In a Thursday exposé from Vice’s Motherboard, journalists Joseph Cox and Jason Koebler reported that there has been serious concern among some Twitter staffers that by targeting right-wing hate speech—similar to how the site has already cracked down on international terrorist chatter—the platform could end up banning Republican elected officials, too. Hmmmmmm.

Citing a recent all-hands meeting for Twitter staff, the site reports the question of why the site hasn’t gone after white nationalists was raised, only to be roundly shot down by a company executive:

Per Motherboard (emphasis mine):

With every sort of content filter, there is a tradeoff, [the Twitter executive] explained. When a platform aggressively enforces against ISIS content, for instance, it can also flag innocent accounts as well, such as Arabic language broadcasters. Society, in general, accepts the benefit of banning ISIS for inconveniencing some others, he said.
In separate discussions verified by Motherboard, that employee [who posed the initial question] said Twitter hasn’t taken the same aggressive approach to white supremacist content because the collateral accounts that are impacted can, in some instances, be Republican politicians.
The employee argued that, on a technical level, content from Republican politicians could get swept up by algorithms aggressively removing white supremacist material. Banning politicians wouldn’t be accepted by society as a trade-off for flagging all of the white supremacist propaganda, he argued.

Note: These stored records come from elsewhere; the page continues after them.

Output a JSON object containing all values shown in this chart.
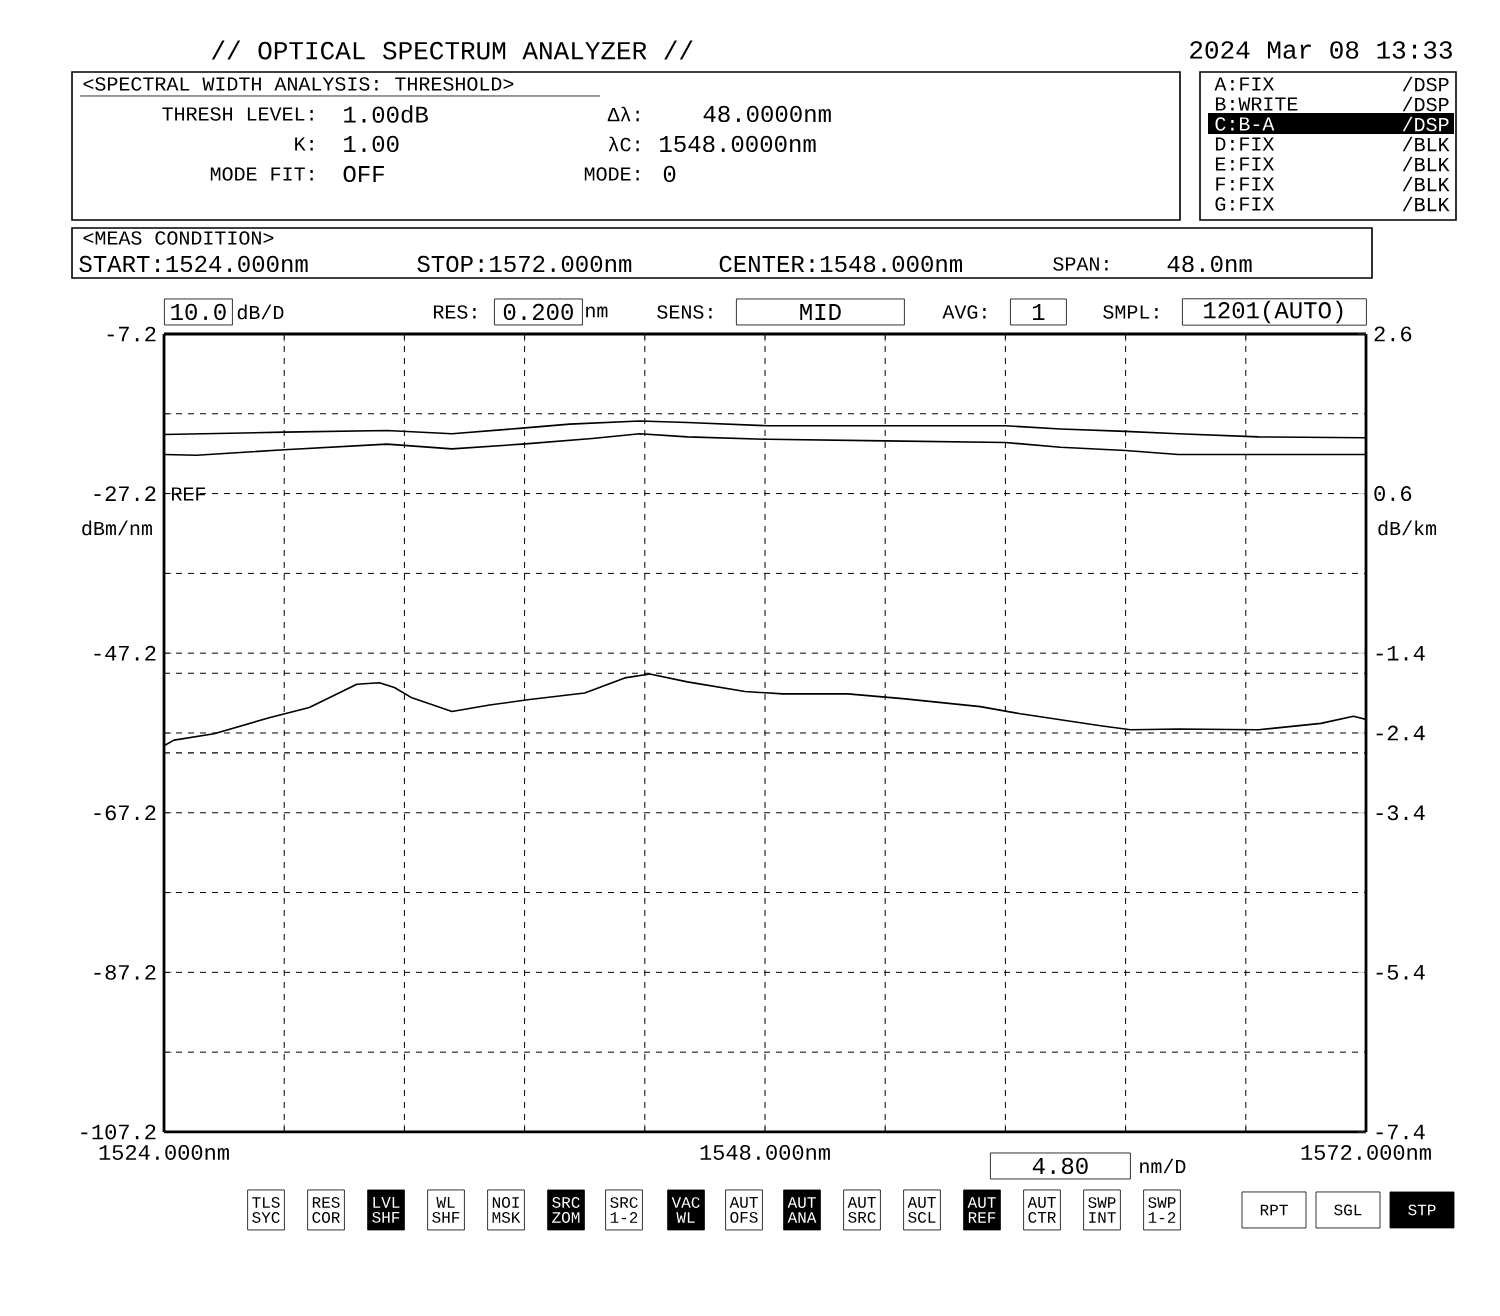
{
  "chart_data": {
    "type": "line",
    "title": "// OPTICAL SPECTRUM ANALYZER //",
    "subtitle": "2024 Mar 08 13:33",
    "ylabel": "dBm/nm",
    "y2label": "dB/km",
    "annotations": [
      "<SPECTRAL WIDTH ANALYSIS: THRESHOLD>",
      "THRESH LEVEL:",
      "1.00dB",
      "Δλ:",
      "48.0000nm",
      "K:",
      "1.00",
      "λC:",
      "1548.0000nm",
      "MODE FIT:",
      "OFF",
      "MODE:",
      "0",
      "A:FIX",
      "/DSP",
      "B:WRITE",
      "/DSP",
      "C:B-A",
      "/DSP",
      "D:FIX",
      "/BLK",
      "E:FIX",
      "/BLK",
      "F:FIX",
      "/BLK",
      "G:FIX",
      "/BLK",
      "<MEAS CONDITION>",
      "START:1524.000nm",
      "STOP:1572.000nm",
      "CENTER:1548.000nm",
      "SPAN:",
      "48.0nm",
      "10.0",
      "dB/D",
      "RES:",
      "0.200",
      "nm",
      "SENS:",
      "MID",
      "AVG:",
      "1",
      "SMPL:",
      "1201(AUTO)",
      "REF",
      "4.80",
      "nm/D",
      "TLS SYC",
      "RES COR",
      "LVL SHF",
      "WL SHF",
      "NOI MSK",
      "SRC ZOM",
      "SRC 1-2",
      "VAC WL",
      "AUT OFS",
      "AUT ANA",
      "AUT SRC",
      "AUT SCL",
      "AUT REF",
      "AUT CTR",
      "SWP INT",
      "SWP 1-2",
      "RPT",
      "SGL",
      "STP"
    ],
    "series": [
      {
        "color": "#000000",
        "x": [
          1524,
          1528.8,
          1532.9,
          1535.5,
          1538.3,
          1540.2,
          1543.0,
          1544.9,
          1548.1,
          1552.8,
          1557.6,
          1559.8,
          1562.4,
          1564.5,
          1567.7,
          1572
        ],
        "values": [
          -19.8,
          -19.5,
          -19.3,
          -19.7,
          -19.0,
          -18.5,
          -18.1,
          -18.3,
          -18.7,
          -18.7,
          -18.7,
          -19.1,
          -19.4,
          -19.7,
          -20.1,
          -20.2
        ]
      },
      {
        "color": "#000000",
        "x": [
          1524,
          1525.3,
          1528.8,
          1532.9,
          1535.5,
          1538.3,
          1541.1,
          1543.0,
          1544.9,
          1548.1,
          1552.8,
          1557.6,
          1559.8,
          1562.4,
          1564.5,
          1567.7,
          1572
        ],
        "values": [
          -22.3,
          -22.4,
          -21.7,
          -21.0,
          -21.6,
          -21.0,
          -20.3,
          -19.7,
          -20.1,
          -20.4,
          -20.6,
          -20.8,
          -21.4,
          -21.8,
          -22.3,
          -22.3,
          -22.3
        ]
      },
      {
        "color": "#000000",
        "axis": "y2",
        "x": [
          1524,
          1524.4,
          1526.0,
          1528.2,
          1529.8,
          1531.7,
          1532.6,
          1533.2,
          1533.9,
          1535.5,
          1537.0,
          1538.6,
          1540.8,
          1542.4,
          1543.4,
          1544.9,
          1547.2,
          1548.7,
          1551.3,
          1553.5,
          1556.6,
          1558.2,
          1561.4,
          1562.6,
          1564.5,
          1567.7,
          1570.2,
          1571.5,
          1572
        ],
        "values": [
          -2.56,
          -2.49,
          -2.41,
          -2.21,
          -2.08,
          -1.79,
          -1.77,
          -1.83,
          -1.96,
          -2.13,
          -2.05,
          -1.98,
          -1.9,
          -1.71,
          -1.66,
          -1.76,
          -1.88,
          -1.91,
          -1.91,
          -1.97,
          -2.07,
          -2.16,
          -2.31,
          -2.36,
          -2.35,
          -2.36,
          -2.28,
          -2.19,
          -2.23
        ]
      }
    ],
    "xlim": [
      1524,
      1572
    ],
    "xticks": [
      {
        "value": 1524,
        "label": "1524.000nm"
      },
      {
        "value": 1528.8,
        "label": null
      },
      {
        "value": 1533.6,
        "label": null
      },
      {
        "value": 1538.4,
        "label": null
      },
      {
        "value": 1543.2,
        "label": null
      },
      {
        "value": 1548,
        "label": "1548.000nm"
      },
      {
        "value": 1552.8,
        "label": null
      },
      {
        "value": 1557.6,
        "label": null
      },
      {
        "value": 1562.4,
        "label": null
      },
      {
        "value": 1567.2,
        "label": null
      },
      {
        "value": 1572,
        "label": "1572.000nm"
      }
    ],
    "ylim": [
      -107.2,
      -7.2
    ],
    "yticks": [
      -7.2,
      {
        "value": -17.2,
        "label": null
      },
      -27.2,
      {
        "value": -37.2,
        "label": null
      },
      -47.2,
      {
        "value": -57.2,
        "label": null
      },
      -67.2,
      {
        "value": -77.2,
        "label": null
      },
      -87.2,
      {
        "value": -97.2,
        "label": null
      },
      -107.2
    ],
    "y2lim": [
      -7.4,
      2.6
    ],
    "y2ticks": [
      2.6,
      0.6,
      -1.4,
      -2.4,
      -3.4,
      -5.4,
      -7.4
    ],
    "ref_lines": [
      {
        "axis": "y2",
        "value": -1.65,
        "line_style": "dashed"
      },
      {
        "axis": "y2",
        "value": -2.65,
        "line_style": "dashed"
      }
    ],
    "grid": true
  }
}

For its part, Twitter pushed back against its employee’s assessment, telling Motherboard that it “is not [an] accurate characterization of our policies or enforcement—on any level.”

But putting aside Twitter’s obvious ass-covering, let’s get to the real problem here: There is a critical mass of GOP politicians who are spout content virtually indistinguishable than what’s coming from white supremacists.

This is, of course, a major problem for Twitter, but more crucially, for, well, everyone. (Except white supremacists, who can continue to tweet extremely racist things, knowing they’ve got an umbrella of Republican lawmakers like Iowa Rep. Steve King covering them.) And while it might seem to those who spend an upsettingly disproportionate time online that Twitter is the end all be all, the fact remains that while banning Nazis from the site is unquestionably good, its effects would nevertheless be mitigated by the sheer volume of real-world Republicans who sound eerily similar. Put more simply: Twitter might have a white supremacist problem, but so does American politics.

For what it’s worth, Motherboard’s report comes just two days after Twitter’s right-leaning CEO Jack Dorsey met with President Donald Trump in the Oval Office. There, rather than devoting the bulk of their conversation to tackling the proliferation of online hate speech, the president reportedly spent a “significant portion” of their time together complaining about losing followers.